Lob, Kritik und klare Erwartungen
Die Reaktionen auf den Vertrag fallen – wenig überraschend – unterschiedlich aus. Der KI Bundesverband begrüßt die angekündigten Maßnahmen, vor allem die Infrastrukturinvestitionen und die Rolle des Staates als „Ankerkunde der digitalen Wirtschaft“. Gleichzeitig fordern Vorstand Jörg Bienert und Geschäftsführer Daniel Abbou eine zügige Umsetzung und koordinierte Verantwortung im neuen Digitalministerium. Ihre Botschaft ist klar: Die richtigen Worte wurden gefunden – jetzt müssen sie mit Leben gefüllt werden.
Deutlich kritischer äußert sich die NGO AlgorithmWatch, die dem Vertrag ein Übergewicht sicherheitspolitischer Maßnahmen und eine Vernachlässigung gemeinwohlorientierter Digitalpolitik vorwirft. Der geplante Aufbau von KI-gestützten Videoüberwachungssystemen in sogenannten Kriminalitätsschwerpunkten wird als „massiver Grundrechtseingriff“ kritisiert – und steht laut der Organisation im klaren Widerspruch zur EU-KI-Verordnung, die biometrische Überwachung im öffentlichen Raum weitgehend untersagt. Auch das Fehlen konkreter Mechanismen zur Wahrung von Grundrechten und der Schutz vor algorithmischer Diskriminierung wird scharf beanstandet.

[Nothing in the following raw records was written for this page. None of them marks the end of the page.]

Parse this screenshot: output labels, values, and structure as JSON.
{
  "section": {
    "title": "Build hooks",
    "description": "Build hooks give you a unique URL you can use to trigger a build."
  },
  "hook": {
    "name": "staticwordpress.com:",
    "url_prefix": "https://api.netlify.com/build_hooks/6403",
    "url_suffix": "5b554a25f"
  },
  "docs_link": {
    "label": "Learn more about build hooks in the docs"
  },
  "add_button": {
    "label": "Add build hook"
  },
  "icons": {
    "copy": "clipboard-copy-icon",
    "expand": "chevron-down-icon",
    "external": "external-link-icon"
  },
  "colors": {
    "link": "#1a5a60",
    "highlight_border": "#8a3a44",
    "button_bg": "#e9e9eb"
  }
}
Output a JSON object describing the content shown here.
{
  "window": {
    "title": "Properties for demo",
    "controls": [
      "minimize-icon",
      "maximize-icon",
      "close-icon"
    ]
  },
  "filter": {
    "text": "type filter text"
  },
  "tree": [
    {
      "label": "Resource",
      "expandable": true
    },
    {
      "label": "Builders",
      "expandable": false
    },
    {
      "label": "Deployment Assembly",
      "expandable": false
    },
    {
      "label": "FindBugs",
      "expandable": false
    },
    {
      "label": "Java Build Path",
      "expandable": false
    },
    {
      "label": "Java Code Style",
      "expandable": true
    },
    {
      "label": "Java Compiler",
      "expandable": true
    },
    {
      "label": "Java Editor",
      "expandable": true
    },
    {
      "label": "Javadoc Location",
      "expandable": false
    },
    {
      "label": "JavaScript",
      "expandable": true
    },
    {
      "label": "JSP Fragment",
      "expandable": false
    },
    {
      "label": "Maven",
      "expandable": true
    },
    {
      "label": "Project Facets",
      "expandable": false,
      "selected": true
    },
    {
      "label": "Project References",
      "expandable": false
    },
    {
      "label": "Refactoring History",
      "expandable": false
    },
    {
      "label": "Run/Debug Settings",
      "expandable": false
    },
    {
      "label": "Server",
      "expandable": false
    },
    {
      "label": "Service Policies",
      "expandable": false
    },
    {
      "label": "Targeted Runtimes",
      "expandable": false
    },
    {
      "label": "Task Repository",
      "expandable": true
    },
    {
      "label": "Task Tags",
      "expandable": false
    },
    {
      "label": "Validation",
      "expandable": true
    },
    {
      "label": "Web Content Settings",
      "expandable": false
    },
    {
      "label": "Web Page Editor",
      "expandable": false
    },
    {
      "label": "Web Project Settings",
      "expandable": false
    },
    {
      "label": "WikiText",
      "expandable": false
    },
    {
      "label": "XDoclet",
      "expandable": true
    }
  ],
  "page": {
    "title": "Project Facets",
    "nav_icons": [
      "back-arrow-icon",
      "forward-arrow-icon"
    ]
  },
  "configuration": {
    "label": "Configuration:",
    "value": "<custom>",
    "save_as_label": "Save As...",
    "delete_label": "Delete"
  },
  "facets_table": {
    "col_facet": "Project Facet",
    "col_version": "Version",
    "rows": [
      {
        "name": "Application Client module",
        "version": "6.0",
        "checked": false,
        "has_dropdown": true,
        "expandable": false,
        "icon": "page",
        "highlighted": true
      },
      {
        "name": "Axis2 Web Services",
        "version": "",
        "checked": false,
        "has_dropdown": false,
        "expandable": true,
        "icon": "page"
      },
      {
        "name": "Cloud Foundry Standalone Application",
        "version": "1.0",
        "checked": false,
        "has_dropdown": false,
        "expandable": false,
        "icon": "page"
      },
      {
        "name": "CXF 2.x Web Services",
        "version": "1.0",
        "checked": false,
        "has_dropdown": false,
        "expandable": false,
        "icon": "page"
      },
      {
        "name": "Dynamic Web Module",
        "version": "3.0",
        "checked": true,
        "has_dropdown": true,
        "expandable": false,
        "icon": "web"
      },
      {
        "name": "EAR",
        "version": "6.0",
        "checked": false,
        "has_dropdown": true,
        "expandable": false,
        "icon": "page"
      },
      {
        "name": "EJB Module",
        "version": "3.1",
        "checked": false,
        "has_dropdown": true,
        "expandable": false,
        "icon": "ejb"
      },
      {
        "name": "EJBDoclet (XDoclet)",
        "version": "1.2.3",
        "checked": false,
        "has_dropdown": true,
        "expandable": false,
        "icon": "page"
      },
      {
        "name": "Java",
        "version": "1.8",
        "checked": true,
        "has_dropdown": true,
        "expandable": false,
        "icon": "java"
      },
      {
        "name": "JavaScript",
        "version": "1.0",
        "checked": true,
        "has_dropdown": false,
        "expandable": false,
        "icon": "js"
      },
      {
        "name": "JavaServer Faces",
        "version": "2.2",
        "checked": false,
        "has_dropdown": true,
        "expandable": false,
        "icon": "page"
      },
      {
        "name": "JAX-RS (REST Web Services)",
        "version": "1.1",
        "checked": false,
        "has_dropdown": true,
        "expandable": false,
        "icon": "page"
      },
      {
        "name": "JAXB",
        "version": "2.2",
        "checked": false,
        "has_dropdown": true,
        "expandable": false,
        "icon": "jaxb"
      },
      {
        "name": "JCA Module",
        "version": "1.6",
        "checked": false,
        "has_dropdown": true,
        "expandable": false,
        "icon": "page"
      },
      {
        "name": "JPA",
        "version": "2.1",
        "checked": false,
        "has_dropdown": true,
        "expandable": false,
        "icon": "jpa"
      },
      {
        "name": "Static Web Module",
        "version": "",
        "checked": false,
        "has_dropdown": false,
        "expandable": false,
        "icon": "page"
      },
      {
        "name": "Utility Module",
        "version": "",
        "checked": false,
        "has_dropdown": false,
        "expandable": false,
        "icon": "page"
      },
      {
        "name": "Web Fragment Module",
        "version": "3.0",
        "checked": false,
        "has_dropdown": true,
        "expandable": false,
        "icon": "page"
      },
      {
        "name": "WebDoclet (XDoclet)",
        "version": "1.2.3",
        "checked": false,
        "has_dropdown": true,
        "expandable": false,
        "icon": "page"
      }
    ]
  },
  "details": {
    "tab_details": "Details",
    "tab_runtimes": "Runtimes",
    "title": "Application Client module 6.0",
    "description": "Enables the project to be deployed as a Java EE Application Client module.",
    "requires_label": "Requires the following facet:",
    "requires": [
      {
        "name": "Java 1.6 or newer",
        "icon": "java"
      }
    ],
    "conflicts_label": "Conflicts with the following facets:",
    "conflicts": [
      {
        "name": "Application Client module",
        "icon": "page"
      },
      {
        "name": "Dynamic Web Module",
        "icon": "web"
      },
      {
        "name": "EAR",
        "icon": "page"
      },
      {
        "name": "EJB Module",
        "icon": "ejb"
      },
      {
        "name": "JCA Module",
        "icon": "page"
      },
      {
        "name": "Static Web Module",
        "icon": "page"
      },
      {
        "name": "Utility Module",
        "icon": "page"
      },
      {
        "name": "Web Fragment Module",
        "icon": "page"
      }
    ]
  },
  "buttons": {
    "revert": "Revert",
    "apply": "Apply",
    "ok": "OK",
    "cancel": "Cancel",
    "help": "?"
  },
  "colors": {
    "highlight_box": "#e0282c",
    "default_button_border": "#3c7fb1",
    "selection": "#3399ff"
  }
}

Die Großkanzlei CMS wiederum sieht vor allem Chancen – aber auch operative Risiken. Sie lobt die strategische Tiefe des Koalitionsvertrags, warnt aber vor einer Überforderung insbesondere mittelständischer Unternehmen durch komplexe Regulierungsanforderungen. KI sei nicht nur ein Technologie-, sondern ein Compliance-Thema – Unternehmen müssten ihre Systeme genau kategorisieren, Datenschutzprüfungen vornehmen und intern neue Strukturen schaffen.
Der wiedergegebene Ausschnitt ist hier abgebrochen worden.